Tadayuki Tsutsumi, an official at Japan Airlines, said the most important component of crew performance during an emergency was “panic control” and determining which exit doors were safe to use.
Former flight attendants described the rigorous training and drills that crew members undergo to prepare for emergencies. “When training for evacuation procedures, we repeatedly used smoke/fire simulation to make sure we could be mentally ready when situations like those occurred in reality,” Yoko Chang, a former cabin attendant and an instructor of aspiring crew members, wrote in an Instagram message.
Chang, who did not work for JAL, added that airlines require cabin crew members to pass evacuation exams every six months.
Numahata said that 15 people had been injured in the evacuation, none critically.

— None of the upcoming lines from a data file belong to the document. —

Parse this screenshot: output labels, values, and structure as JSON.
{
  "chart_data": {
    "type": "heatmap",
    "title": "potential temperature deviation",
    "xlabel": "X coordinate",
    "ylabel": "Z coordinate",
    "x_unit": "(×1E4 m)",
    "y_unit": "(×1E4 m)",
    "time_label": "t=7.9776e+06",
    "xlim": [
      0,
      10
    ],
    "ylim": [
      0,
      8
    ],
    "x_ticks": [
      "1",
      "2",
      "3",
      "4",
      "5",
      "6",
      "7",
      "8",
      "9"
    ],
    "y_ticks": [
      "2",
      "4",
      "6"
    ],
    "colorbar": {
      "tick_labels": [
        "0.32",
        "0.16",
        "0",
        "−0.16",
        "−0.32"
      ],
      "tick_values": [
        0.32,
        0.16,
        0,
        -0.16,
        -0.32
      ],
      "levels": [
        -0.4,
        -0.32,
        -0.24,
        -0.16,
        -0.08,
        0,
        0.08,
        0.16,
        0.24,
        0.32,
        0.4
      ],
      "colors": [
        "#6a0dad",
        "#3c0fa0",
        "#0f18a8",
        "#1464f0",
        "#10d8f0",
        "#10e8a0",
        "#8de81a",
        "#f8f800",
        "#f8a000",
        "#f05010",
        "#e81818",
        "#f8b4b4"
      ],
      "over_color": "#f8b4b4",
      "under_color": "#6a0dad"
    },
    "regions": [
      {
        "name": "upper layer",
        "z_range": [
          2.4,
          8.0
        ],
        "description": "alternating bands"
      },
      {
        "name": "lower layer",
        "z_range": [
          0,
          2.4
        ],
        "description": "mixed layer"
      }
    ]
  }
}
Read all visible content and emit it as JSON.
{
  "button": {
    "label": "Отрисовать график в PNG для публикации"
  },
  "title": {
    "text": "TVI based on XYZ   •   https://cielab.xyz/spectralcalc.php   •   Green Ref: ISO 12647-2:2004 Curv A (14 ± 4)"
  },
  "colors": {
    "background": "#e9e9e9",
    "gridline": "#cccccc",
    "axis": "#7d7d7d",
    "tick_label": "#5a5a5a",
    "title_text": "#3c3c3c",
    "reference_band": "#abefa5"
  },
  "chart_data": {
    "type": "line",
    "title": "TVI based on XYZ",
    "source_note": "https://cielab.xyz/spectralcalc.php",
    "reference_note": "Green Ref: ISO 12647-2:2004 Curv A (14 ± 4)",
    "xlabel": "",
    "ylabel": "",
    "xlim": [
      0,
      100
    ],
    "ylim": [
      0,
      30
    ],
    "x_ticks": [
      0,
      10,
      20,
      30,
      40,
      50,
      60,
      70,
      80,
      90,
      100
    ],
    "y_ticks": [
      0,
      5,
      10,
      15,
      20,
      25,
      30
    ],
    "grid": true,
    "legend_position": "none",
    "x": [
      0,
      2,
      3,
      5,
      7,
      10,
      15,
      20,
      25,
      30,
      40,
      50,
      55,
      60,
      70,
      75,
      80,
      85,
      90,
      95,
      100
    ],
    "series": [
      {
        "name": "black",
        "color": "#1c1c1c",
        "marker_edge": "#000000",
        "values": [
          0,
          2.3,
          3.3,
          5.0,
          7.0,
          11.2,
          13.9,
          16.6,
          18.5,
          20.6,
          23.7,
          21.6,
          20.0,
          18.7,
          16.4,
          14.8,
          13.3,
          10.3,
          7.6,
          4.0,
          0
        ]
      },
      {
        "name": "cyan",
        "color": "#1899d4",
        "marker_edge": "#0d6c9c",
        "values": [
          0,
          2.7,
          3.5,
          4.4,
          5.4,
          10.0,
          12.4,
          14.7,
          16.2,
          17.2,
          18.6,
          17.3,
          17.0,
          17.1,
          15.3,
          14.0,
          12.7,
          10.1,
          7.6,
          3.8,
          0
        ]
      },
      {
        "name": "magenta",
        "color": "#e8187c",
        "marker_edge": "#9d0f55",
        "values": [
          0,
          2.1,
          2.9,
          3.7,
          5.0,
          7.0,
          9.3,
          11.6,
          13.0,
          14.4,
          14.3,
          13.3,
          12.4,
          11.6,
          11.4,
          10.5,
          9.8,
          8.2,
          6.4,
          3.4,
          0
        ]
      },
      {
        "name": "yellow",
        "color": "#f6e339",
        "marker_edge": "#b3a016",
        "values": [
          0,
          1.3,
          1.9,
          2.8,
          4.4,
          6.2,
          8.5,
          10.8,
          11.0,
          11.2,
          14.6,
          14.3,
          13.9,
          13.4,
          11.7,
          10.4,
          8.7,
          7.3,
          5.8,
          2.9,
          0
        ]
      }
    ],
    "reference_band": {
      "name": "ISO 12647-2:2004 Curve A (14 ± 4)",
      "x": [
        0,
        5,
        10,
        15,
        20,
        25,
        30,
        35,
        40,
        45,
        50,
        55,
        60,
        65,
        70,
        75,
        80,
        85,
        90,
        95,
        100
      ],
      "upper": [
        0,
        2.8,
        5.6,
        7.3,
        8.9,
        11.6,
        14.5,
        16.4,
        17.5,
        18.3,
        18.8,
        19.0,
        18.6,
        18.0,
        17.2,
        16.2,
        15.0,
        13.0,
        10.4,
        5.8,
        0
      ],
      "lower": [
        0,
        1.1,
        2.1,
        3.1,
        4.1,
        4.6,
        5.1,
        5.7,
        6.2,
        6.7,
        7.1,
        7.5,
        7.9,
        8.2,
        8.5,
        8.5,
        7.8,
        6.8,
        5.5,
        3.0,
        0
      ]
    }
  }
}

Kazuki Sugiura, an aviation analyst in Tokyo, said such results were remarkable.
“In a normal emergency situation, quite a lot of people get injured,” Sugiura, who has studied airline accidents for more than 50 years, said in an interview. “The evacuation slides are moved by wind, and passengers fall from the exits one after another, so people crash on the ground and they often get hurt.”
As for whether a miscommunication between the air traffic control tower and one of the planes could have caused the collision, Sugiura said that “it’s hard to speculate what happened.” The coast guard pilot “could have misunderstood” the air traffic control instructions, he added.
What is clear, said Brown, is that “we should not have had an aircraft preparing to take off and another plane landing on the same runway at the same time.”
She said that the crew members on the Coast Guard aircraft, a Bombardier Canada DHC-8-315, had most likely died “in the actual impact itself” when the two planes collided, given that the Coast Guard propeller plane was much smaller than the passenger jet.
Hiroshi Sugie, a former Japan Airlines pilot, said runway incursions, in which two planes end up on the same runway, are all too common. “Human errors can happen at big airports,” he said.
Ever since a deadly 1991 accident in Los Angeles in which a Boeing jet collided with a smaller turboprop aircraft, Sugie said, pilots are required to verbally repeat all instructions from the air traffic control tower.
Numahata said that the captain of Flight 516 had confirmed the permission to land verbally and repeated it back to the tower. The Coast Guard crew also confirmed instructions to move to the “holding point.”